Without limits

Pub date April 16, 2013
SectionDance

arts@sfbg.com

DANCE Despite a last-minute change in the program, AXIS Dance Company’s 25th anniversary concert was a success. Founded as an ensemble for dancers with and without physical abilities, the company started with homegrown choreography that focused on the reason the company came into being. But under the artistic leadership of Judy Smith, AXIS started to stretch its reach by commissioning professional choreographers. Smith realized that it doesn’t matter how good the dancers are; no company can succeed unless it has a solid repertoire.

For AXIS this challenge is particularly acute because so many of its pieces are specifically designed for the company as it is at that moment. It’s not just that dancers with a variety of physical capabilities cannot easily be changed for others with similar strengths and challenges. So-called able-bodied dancers also need a particularly broad perspective on what it means to dance at the top of your abilities.

AXIS choreographers, for their part, have to rethink their own dance making. Many of them — at least those I have talked with — relish the chance to step out of their comfort zone. That’s why AXIS has become the place to see new choreography by people whose work you think you know and, who more often than not, will surprise you.

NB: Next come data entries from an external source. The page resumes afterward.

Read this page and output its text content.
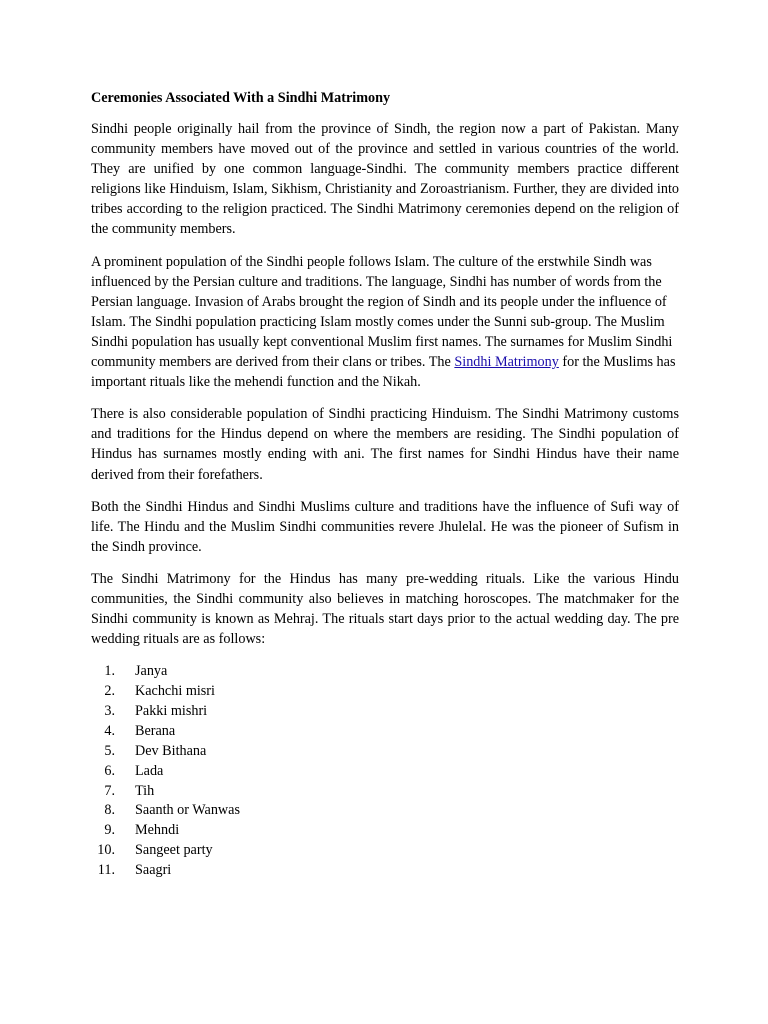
Ceremonies Associated With a Sindhi Matrimony

Sindhi people originally hail from the province of Sindh, the region now a part of Pakistan. Many community members have moved out of the province and settled in various countries of the world. They are unified by one common language-Sindhi. The community members practice different religions like Hinduism, Islam, Sikhism, Christianity and Zoroastrianism. Further, they are divided into tribes according to the religion practiced. The Sindhi Matrimony ceremonies depend on the religion of the community members.

A prominent population of the Sindhi people follows Islam. The culture of the erstwhile Sindh was influenced by the Persian culture and traditions. The language, Sindhi has number of words from the Persian language. Invasion of Arabs brought the region of Sindh and its people under the influence of Islam. The Sindhi population practicing Islam mostly comes under the Sunni sub-group. The Muslim Sindhi population has usually kept conventional Muslim first names. The surnames for Muslim Sindhi community members are derived from their clans or tribes. The Sindhi Matrimony for the Muslims has important rituals like the mehendi function and the Nikah.

There is also considerable population of Sindhi practicing Hinduism. The Sindhi Matrimony customs and traditions for the Hindus depend on where the members are residing. The Sindhi population of Hindus has surnames mostly ending with ani. The first names for Sindhi Hindus have their name derived from their forefathers.

Both the Sindhi Hindus and Sindhi Muslims culture and traditions have the influence of Sufi way of life. The Hindu and the Muslim Sindhi communities revere Jhulelal. He was the pioneer of Sufism in the Sindh province.

The Sindhi Matrimony for the Hindus has many pre-wedding rituals. Like the various Hindu communities, the Sindhi community also believes in matching horoscopes. The matchmaker for the Sindhi community is known as Mehraj. The rituals start days prior to the actual wedding day. The pre wedding rituals are as follows:

1. Janya
2. Kachchi misri
3. Pakki mishri
4. Berana
5. Dev Bithana
6. Lada
7. Tih
8. Saanth or Wanwas
9. Mehndi
10. Sangeet party
11. Saagri
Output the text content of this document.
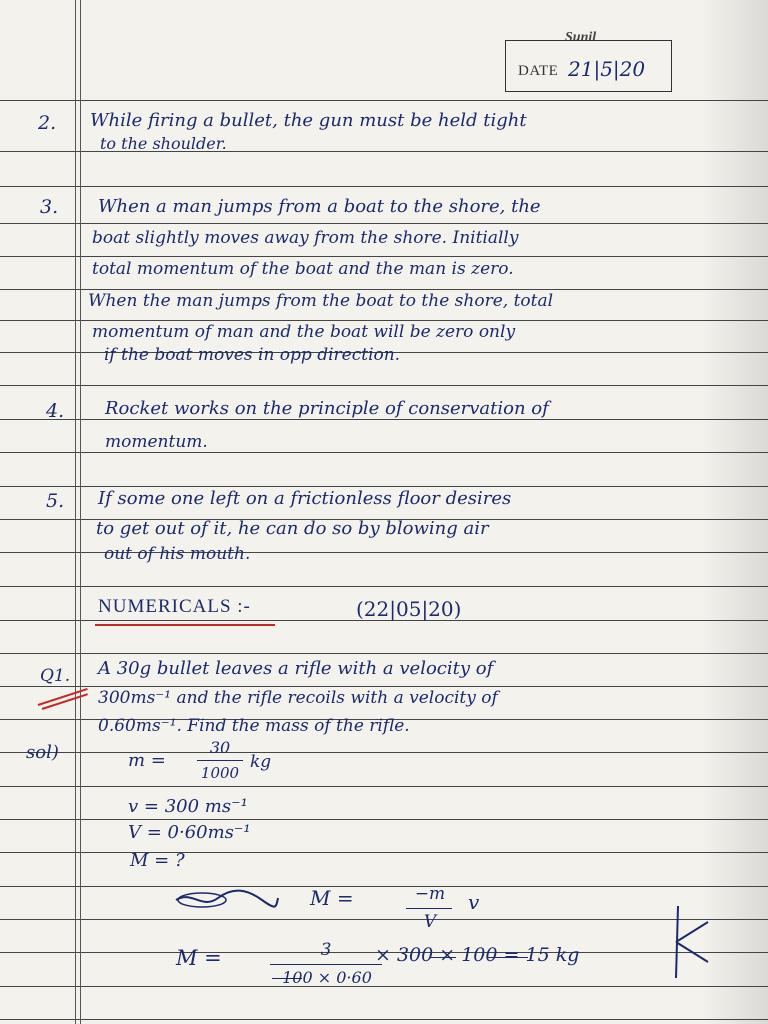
Sunil
DATE 21|5|20
2. While firing a bullet, the gun must be held tight
to the shoulder.
3. When a man jumps from a boat to the shore, the
boat slightly moves away from the shore. Initially
total momentum of the boat and the man is zero.
When the man jumps from the boat to the shore, total
momentum of man and the boat will be zero only
if the boat moves in opp direction.
4. Rocket works on the principle of conservation of
momentum.
5. If some one left on a frictionless floor desires
to get out of it, he can do so by blowing air
out of his mouth.
NUMERICALS :-	(22|05|20)
Q1. A 30g bullet leaves a rifle with a velocity of
300ms⁻¹ and the rifle recoils with a velocity of
0.60ms⁻¹. Find the mass of the rifle.
sol)	m =
30
1000
kg
v = 300 ms⁻¹
V = 0·60ms⁻¹
M = ?
M =	−m
V
v
M =	3
100 × 0·60
× 300 × 100 = 15 kg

So to celebrate a quarter century of making dance you can’t see anywhere else with three world premieres seemed both appropriate and something to look forward to. Unfortunately, dance being the high-risk endeavor it is, Murphy’s Law kicked in. A few days before the gala, dancer Emily Eifler got injured. Consequently Amy Seiwert’s The Reflective Surface and Sonya Delwaide’s Dix minutes plus tard (Ten Minutes Later) had to be cancelled for the time being.

The evening did offer one first-rate premiere — Victoria Marks’ gentle and wistful what if would you — and a reconfigured version of Full of Words, Marc Brew’s 2011 look at the vagaries of love.

Marks’ choreography, set to a lively (and live-performed) commissioned score by Beth Custer and her multi-talented band, was for five dancers, but performed only by Joel Brown, Sonsherée Giles, Sebastian Grubb, and Juliana Monin. Still, what if is a remarkable achievement, an appropriate tribute to what AXIS has become.

It started so simply, growing out of an ordinary gesture: the stretched arm with an open hand. Every day, you reach, you touch, and you open and close doors or books. It’s also how we go beyond ourselves. The work, playfully, humorously, but also seriously, raised questions about opportunities, choices, and priorities made or rejected.

We first saw the dancers with their backs to us. They reached for something beyond themselves. But quickly their actions communicated frustration, anger, impatience, or revolt. What was orderly became chaotic — and funny — as they fumbled through repeated short-circuits. A sense of urgency crept in, and they turned to us with “what if” questions.

The piece reached a lovely and unexpectedly gentle climax when each dancer chose a partner from the audience. As the pairs worked together — whispering, touching, reaching, walking — they developed trust. Then they changed partners. Eventually, these interactions grew into an image of community with the obligatory handholding and daisy chains, however messy.

Brews’ Full of Words has been restructured for Brown, who assumed the role of the recently departed Rodney Bell. The piece is less well balanced because Brown, though also a wheelchair dancer, at this point is a less physically articulate performer. So the relationship between him and fellow performer Giles was not as charged as the one she had with an almost frighteningly fierce Alice Sheppard. As a result, Full lost much of its teeter-totter quality.

On a positive note the focus of attention fell more strongly on Grubb and Monin’s excitingly danced lovers duet. In and out of a bathtub, they were erotic, tender, playful, contentious, and physically grounded. You name an emotion that committed partners go through; Brew probably put it there.